TEMPO.CO, Jakarta - Para pedagang bawang putih di Pasar Palmerah, Jakarta Barat menyatakan enggan menyimpan atau menyetok terlalu banyak imbas kenaikan harga. Salah satu pedagang, Harsini, menyebut hanya membeli bawang putih secukupnya dan dijual per hari usai melonjaknya harga.
Perempuan berusia 43 tahun ini hanya menyimpan bawang putih sebanyak 20 kilogram per hari. "Kalau harganya normal, Rp 16.000-Rp 20.000 (per kilogram), gudangku penuh," ujar Harsini di Jakarta, Jumat, 7 Februari 2020.
Harsini menjelaskan tidak stabilnya harga bawang putih menjadi penyebab dirinya enggan menyetok terlalu banyak. Menurut dia, kalau menyimpan terlalu banyak akan mengalami kerugian.
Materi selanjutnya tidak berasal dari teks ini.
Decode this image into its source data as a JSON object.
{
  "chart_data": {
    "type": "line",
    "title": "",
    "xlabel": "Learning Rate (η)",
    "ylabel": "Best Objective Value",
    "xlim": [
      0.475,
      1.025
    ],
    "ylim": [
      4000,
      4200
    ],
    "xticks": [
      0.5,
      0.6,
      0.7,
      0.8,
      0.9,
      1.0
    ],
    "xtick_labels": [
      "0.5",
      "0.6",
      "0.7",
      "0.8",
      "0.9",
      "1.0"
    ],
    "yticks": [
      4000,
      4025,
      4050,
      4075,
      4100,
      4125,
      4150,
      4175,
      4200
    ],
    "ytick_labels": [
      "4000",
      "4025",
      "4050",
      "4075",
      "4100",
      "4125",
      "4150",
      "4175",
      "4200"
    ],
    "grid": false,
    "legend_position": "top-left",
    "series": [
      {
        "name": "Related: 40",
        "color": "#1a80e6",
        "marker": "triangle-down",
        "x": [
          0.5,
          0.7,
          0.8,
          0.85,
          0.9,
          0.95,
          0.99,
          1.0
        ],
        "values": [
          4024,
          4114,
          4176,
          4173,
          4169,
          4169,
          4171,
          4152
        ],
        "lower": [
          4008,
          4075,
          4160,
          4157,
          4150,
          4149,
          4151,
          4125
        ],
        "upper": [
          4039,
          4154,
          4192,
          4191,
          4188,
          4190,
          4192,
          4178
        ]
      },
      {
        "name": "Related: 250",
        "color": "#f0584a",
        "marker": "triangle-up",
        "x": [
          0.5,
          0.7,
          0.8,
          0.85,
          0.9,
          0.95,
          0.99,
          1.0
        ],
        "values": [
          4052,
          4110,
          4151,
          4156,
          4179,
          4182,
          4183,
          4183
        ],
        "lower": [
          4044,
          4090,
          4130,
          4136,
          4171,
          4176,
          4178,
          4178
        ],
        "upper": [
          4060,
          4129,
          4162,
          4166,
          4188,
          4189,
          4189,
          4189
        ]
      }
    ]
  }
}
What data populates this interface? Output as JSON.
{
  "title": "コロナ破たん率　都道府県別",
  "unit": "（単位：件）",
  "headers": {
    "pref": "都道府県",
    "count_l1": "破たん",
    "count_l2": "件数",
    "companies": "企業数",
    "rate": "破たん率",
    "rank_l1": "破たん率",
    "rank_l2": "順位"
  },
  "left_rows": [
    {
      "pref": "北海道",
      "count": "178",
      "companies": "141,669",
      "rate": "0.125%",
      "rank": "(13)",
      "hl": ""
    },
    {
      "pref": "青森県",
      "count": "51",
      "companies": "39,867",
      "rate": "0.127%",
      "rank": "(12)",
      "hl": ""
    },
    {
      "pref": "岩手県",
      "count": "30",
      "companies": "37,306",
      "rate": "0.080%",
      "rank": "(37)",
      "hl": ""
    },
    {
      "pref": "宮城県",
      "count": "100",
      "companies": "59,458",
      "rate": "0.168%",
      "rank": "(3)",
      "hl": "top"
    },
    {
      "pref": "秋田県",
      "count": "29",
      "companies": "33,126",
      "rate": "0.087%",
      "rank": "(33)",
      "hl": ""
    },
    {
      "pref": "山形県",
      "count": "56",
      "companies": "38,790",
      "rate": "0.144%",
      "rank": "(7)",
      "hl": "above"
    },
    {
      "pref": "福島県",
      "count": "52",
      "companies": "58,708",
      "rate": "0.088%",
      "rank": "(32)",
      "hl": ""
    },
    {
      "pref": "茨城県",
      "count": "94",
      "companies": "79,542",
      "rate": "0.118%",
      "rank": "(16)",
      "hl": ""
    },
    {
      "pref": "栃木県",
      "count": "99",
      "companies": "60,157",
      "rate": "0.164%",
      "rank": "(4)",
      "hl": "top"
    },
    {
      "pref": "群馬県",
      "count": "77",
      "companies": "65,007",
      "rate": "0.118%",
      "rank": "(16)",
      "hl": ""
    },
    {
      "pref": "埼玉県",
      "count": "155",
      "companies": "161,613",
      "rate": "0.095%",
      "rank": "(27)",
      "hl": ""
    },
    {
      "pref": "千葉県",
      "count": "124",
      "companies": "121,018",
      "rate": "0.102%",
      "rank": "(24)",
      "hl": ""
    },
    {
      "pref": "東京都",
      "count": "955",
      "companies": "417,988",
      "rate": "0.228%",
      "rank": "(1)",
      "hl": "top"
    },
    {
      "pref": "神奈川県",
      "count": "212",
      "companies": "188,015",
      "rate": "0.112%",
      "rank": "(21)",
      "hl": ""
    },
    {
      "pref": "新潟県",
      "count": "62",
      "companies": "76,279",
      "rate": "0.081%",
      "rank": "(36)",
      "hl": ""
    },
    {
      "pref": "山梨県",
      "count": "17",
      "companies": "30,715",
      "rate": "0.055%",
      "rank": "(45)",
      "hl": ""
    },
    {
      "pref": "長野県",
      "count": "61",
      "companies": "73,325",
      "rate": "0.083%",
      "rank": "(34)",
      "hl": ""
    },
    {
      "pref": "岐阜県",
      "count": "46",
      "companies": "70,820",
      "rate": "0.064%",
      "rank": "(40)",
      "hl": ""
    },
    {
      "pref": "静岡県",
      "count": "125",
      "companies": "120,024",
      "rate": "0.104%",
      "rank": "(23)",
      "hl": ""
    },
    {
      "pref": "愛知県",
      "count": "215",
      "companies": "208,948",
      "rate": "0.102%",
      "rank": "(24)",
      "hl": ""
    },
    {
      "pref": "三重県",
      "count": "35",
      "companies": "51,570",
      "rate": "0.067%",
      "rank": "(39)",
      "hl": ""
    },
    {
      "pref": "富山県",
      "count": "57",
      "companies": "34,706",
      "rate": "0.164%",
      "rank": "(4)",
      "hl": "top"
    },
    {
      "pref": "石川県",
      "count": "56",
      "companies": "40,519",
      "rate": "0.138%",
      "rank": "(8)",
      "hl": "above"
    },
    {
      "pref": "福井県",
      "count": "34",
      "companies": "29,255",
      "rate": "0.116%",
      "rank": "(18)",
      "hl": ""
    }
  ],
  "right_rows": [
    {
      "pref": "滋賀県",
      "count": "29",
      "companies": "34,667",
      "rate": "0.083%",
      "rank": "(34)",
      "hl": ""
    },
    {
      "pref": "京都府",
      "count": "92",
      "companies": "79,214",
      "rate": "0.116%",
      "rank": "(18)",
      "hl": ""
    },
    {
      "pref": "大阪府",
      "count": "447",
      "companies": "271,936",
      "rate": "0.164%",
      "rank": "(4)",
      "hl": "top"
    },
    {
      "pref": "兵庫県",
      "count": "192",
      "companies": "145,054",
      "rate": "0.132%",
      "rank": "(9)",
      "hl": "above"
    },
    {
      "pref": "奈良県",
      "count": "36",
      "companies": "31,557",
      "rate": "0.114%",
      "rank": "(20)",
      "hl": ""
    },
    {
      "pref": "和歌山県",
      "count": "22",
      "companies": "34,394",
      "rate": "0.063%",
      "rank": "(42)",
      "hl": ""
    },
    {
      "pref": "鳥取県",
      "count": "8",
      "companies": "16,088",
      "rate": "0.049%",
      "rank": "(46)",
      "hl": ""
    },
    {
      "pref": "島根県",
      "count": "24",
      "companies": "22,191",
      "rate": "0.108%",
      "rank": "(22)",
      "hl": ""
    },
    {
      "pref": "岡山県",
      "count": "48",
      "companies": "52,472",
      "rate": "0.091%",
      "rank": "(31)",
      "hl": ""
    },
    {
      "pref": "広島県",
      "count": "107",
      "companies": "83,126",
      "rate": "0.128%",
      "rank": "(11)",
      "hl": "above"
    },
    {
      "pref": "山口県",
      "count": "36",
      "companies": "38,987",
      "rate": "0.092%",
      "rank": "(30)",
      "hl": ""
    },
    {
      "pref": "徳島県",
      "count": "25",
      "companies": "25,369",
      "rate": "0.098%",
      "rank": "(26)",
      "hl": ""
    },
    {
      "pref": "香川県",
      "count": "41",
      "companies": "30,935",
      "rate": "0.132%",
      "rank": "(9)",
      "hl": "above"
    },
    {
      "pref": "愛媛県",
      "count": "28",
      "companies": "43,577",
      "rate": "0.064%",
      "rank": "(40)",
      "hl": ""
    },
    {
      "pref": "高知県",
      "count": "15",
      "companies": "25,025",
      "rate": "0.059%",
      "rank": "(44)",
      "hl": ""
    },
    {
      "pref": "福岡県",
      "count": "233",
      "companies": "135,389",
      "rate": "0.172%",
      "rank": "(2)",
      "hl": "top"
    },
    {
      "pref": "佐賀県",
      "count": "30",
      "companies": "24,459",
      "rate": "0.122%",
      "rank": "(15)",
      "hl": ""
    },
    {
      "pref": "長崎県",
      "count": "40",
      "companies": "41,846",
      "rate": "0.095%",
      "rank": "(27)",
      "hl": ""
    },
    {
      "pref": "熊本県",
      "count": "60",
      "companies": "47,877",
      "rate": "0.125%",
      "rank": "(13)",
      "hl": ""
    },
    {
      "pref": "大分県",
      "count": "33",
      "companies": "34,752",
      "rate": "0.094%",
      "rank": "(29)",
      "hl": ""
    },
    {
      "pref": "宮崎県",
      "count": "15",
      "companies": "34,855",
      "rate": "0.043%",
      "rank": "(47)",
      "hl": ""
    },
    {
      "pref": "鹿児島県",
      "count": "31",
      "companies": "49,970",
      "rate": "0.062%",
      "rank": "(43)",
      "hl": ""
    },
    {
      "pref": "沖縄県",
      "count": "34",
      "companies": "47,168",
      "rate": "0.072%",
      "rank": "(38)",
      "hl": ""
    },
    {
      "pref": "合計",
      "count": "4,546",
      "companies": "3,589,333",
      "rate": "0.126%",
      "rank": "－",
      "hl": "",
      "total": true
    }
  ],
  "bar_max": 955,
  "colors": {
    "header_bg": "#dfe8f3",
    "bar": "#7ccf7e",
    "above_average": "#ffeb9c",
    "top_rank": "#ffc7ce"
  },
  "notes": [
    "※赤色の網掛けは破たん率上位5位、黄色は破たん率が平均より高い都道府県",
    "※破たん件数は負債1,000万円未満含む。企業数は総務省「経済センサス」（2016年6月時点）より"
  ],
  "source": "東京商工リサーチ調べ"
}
Ia memprediksi kenaikan harga bawang putih tidak akan berlangsung lama.
Dari pengamatan Harsini, kenaikan harga bawang putih sudah berlangsung selama sepekan. Saat ini, modal untuk membeli bawang putih yang ia keluarkan mencapai Rp 50.000 per kilogram. Dengan modal itu, bawang putih dibanderol seharga Rp 65.000 per kilogram.
Harsini pun menyarankan kepada para pelanggan, mayoritas pemilik warung makan, agar mengurangi penggunaan bawang putih dalam masakannya. "Pakainya dikurangi saja. Gak usah banyak-banyak," ujarnya.
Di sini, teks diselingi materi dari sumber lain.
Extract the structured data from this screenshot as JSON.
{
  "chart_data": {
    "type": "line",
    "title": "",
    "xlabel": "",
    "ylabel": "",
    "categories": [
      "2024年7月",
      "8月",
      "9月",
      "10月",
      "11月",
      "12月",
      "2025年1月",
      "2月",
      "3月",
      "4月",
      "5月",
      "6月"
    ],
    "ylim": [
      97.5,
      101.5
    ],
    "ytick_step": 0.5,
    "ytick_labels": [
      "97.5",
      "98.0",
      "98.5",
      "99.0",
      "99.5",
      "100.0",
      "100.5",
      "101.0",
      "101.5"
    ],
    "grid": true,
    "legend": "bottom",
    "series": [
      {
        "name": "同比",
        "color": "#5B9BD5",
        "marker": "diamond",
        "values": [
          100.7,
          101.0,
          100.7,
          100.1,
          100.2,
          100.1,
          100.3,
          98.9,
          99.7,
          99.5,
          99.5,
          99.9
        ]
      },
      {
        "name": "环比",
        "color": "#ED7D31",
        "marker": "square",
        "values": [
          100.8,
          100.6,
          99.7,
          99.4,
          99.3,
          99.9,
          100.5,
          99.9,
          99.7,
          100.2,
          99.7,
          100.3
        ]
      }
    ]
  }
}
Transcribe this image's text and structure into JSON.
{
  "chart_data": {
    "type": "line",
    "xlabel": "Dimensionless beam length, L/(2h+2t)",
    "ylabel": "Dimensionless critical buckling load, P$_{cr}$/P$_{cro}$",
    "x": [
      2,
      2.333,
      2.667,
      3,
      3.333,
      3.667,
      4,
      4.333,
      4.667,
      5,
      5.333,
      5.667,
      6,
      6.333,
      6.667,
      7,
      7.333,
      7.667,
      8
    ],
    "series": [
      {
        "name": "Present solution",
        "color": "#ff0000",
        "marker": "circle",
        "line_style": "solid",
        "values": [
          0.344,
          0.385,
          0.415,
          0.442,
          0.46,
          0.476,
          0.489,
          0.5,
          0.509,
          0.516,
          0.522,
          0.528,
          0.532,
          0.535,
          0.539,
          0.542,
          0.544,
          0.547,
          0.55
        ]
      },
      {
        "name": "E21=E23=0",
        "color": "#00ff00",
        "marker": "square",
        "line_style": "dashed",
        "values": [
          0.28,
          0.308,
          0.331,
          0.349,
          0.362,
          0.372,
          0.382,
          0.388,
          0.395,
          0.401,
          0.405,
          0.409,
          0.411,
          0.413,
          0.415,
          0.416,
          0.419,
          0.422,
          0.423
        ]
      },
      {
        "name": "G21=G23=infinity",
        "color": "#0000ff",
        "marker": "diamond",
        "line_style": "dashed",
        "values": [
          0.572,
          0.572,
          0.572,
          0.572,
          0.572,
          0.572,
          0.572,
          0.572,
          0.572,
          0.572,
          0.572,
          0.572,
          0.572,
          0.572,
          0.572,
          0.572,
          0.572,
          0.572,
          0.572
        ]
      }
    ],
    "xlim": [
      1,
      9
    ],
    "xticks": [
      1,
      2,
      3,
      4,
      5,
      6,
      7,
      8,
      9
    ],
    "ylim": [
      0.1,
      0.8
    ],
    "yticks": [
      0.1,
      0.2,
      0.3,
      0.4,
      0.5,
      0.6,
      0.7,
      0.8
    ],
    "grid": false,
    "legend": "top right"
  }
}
Sementara pedagang lainnya, Yuli, mengatakan bawang putih halus menjadi pilihan lain bagi pelanggan yang tetap ingin membeli. Menurut dia, harganya relatif murah karena dicampur dengan air dan garam. "Yang (bawang putih) halus setengah harga (dari bawang putih utuh)," ujarnya.
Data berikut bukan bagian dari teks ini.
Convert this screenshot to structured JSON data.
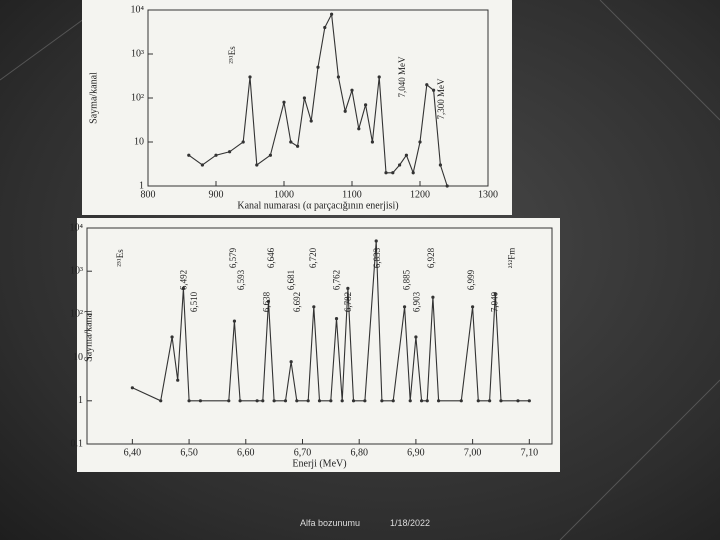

Yuli yang menjual bawang putih utuh dan halus mengatakan harga bawang putih halus sekitar Rp 30.000 per kilogram. Harga itu naik karena biasanya dijual Rp 20.000 per kilogram. Dari pantauan Tempo, harga bawang putih di Pasar Palmerah ada di kisaran Rp 50.000-Rp 65.000.
Kenaikan harga bawang putih di pasar merupakan imbas dari pasokan yang menipis. Kelangkaan bawang putih ini merupakan imbas dari ditutupnya keran impor dari Cina ke Indonesia. Penutupan dilakukan sebagai bentuk pencegahan penyebaran virus Corona.